In the Church of Jesus Christ of Latter-day Saints, the Council of the Church may be the chief governing body of the church which holds the power to make the final decision on any spiritual matter that will affect any member of the church. Its existence and status are uncertain, and the body has not been formally convened since the presidency of John Taylor. The Council of the Church is sometimes confused with the Common Council of the Church.

==Origin==
The council was first spoken of in a revelation that was given to Joseph Smith on March 28, 1835:

[T]he most important business of the church, and the most difficult cases of the church, inasmuch as there is not satisfaction upon the decision of the bishop or judges, it shall be handed over and carried up unto the council of the church, before the Presidency of the High Priesthood. And the Presidency of the High Priesthood shall have power to call other high priests, even twelve, to assist as counselors; and thus the Presidency of the High Priesthood and its counselors shall have power to decide upon testimony according to the laws of the church. ... [T]his is the highest council of the church of God, and a final decision upon controversies in spiritual matters. There is not any person belonging to the church who is exempt from this council of the church.

==History==
When the council has been convened, it has usually been composed of the First Presidency of the church and the Quorum of the Twelve Apostles. However, the council has been convened with non-general authority high priests serving as the twelve counselors at least once.
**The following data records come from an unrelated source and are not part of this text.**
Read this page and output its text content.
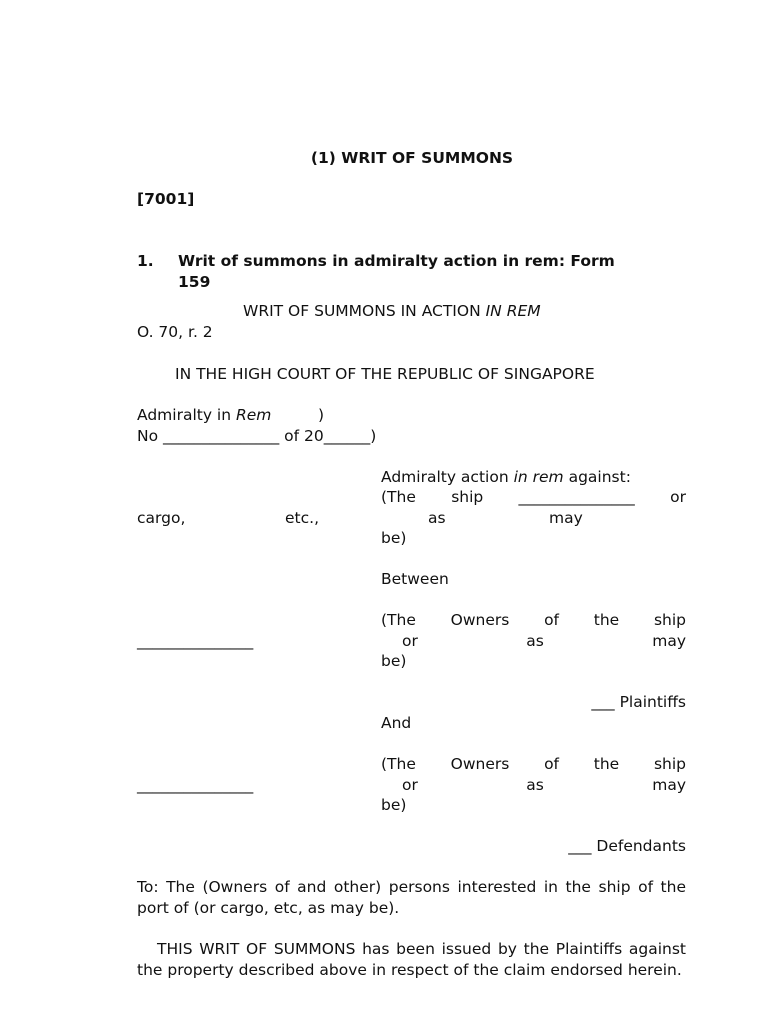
(1) WRIT OF SUMMONS
[7001]
1. Writ of summons in admiralty action in rem: Form
159
WRIT OF SUMMONS IN ACTION IN REM
O. 70, r. 2
IN THE HIGH COURT OF THE REPUBLIC OF SINGAPORE
Admiralty in Rem	)
No _______________ of 20______)
Admiralty action in rem against:
(The ship _______________ or
cargo,	etc.,	as	may
be)
Between
(The Owners of the ship
_______________	or	as	may
be)
___ Plaintiffs
And
(The Owners of the ship
_______________	or	as	may
be)
___ Defendants
To: The (Owners of and other) persons interested in the ship of the port of (or cargo, etc, as may be).
THIS WRIT OF SUMMONS has been issued by the Plaintiffs against the property described above in respect of the claim endorsed herein.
==The council in the church today==
The Council of the Church has not been formally convened in the church for many years. For this reason, few Latter-day Saints have heard of the council or are familiar with its potential powers. However, in the church today, the First Presidency and the Quorum of the Twelve Apostles hold weekly combined meetings in the Salt Lake Temple. This meeting acts in the church as the de facto highest governing council. Thus, the joint meetings of the First Presidency and the Quorum of the Twelve Apostles may be said to be the de facto, if not the de jure, Council of the Church.